Entries from Wikipedia, the popular free online encyclopedia written and edited by Internet users, may soon be available in print for readers in the developing world, founder Jimmy Wales said on Monday.
He said content from the website may also be burned onto CDs and DVDs so computer users in places like Africa, who lack access to high-speed Internet, could consult parts of the reference work offline.
Wales also described as incorrect reports, one of them from Reuters, that certain pages of the Wikipedia could be subject to tightened controls or "frozen" for good to prevent vandals and pranksters from tampering with them.
"We are talking to several agents and publishers about what they would be interested in," Wales said of the book project.
He cited health, football and histories of World War Two or rock 'n' roll as examples of how entries could be grouped into subjects.
"I have always liked the idea of going to print because a big part of what we are about is to disseminate knowledge throughout the world and not just to people who have broadband," Wales said by telephone from St. Petersburg, Florida.

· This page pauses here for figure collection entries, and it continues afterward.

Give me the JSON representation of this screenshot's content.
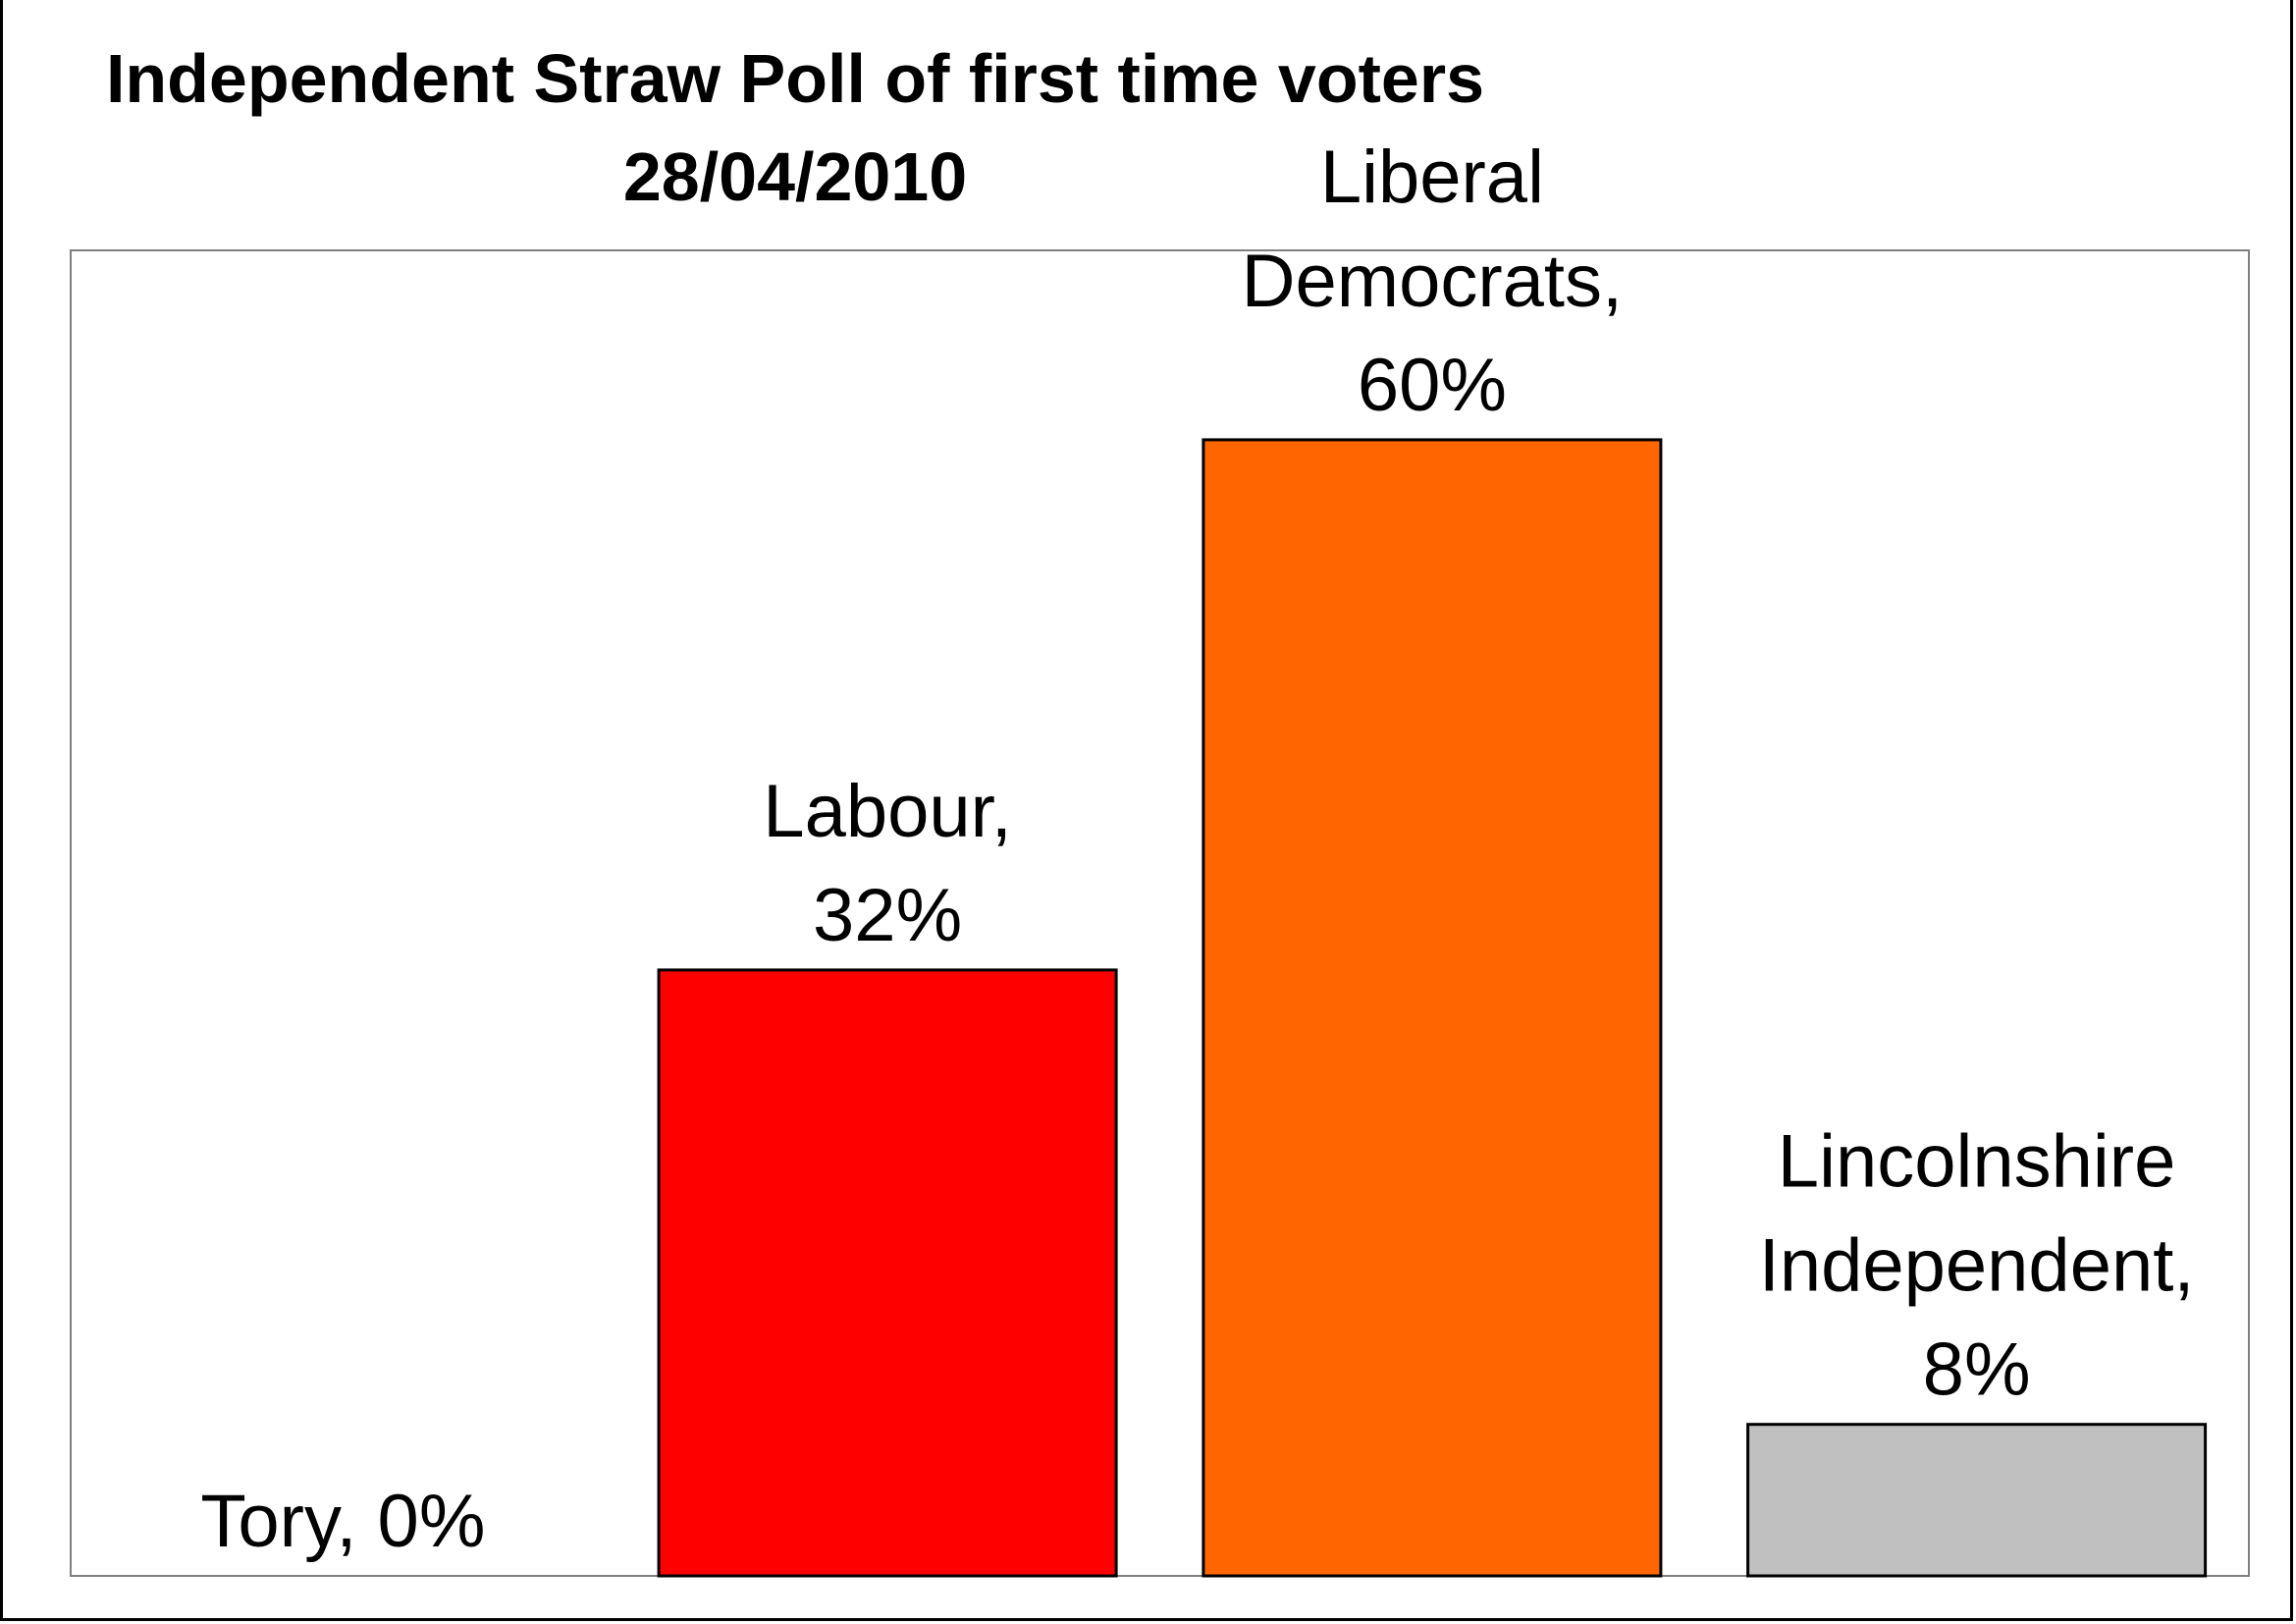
{
  "chart_data": {
    "type": "bar",
    "title": "Independent Straw Poll of first time voters",
    "subtitle": "28/04/2010",
    "xlabel": "",
    "ylabel": "",
    "ylim": [
      0,
      70
    ],
    "grid": false,
    "legend": "none",
    "data_labels": [
      [
        "Tory, 0%"
      ],
      [
        "Labour,",
        "32%"
      ],
      [
        "Liberal",
        "Democrats,",
        "60%"
      ],
      [
        "Lincolnshire",
        "Independent,",
        "8%"
      ]
    ],
    "series": [
      {
        "categories": [
          "Tory",
          "Labour",
          "Liberal Democrats",
          "Lincolnshire Independent"
        ],
        "values": [
          0,
          32,
          60,
          8
        ],
        "colors": [
          "#000000",
          "#ff0000",
          "#ff6600",
          "#c0c0c0"
        ]
      }
    ]
  }
}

Issues like funding, distribution and topics were still being discussed but a first printed work could be ready from mid-2006, he added.
Wales, a 39-year-old former options trader, set up Wikipedia in 2001. The site operates through the Wikimedia Foundation, a nonprofit organization that relies on donations to pursue its goal of spreading knowledge for free.
The reference work uses "Wiki" software, which gives anyone with access to the Internet the opportunity to edit any page.
NO PLANS TO FREEZE PAGES
Some 350,000 people have contributed terms, background, context or simply corrected spellings for more than 2 million Wikipedia entries in more than 25 active languages. About 800,000 entries are in English.
Wales, an American, said a core group of around 2,000 contributors did the bulk of the work and formed the backbone of the Wikipedia "community."
In August, Germany's Sueddeutsche Zeitung newspaper quoted Wales as saying that "controls" could be tightened to protect potentially sensitive pages of Wikipedia. Reuters picked up the report and, in translating sections of it, said some pages could be "frozen" in perpetuity.
"The idea that we are going to tighten our editorial 'rules' is completely not correct (and) the articles would not be frozen in perpetuity," Wales said. He said he had been misinterpreted and mistranslated.
Wales said new software would be deployed from the end of the year that would allow changes to very active pages which might be prone to vandalism to appear on the site with a time delay, so members of the community could review them.
Enthusiasts had also been discussing whether to create "stable" versions of certain pages that would stand as the most recent reliable entry on a given topic. These would be available behind the latest contributed version and would also be updated as necessary, Wales said.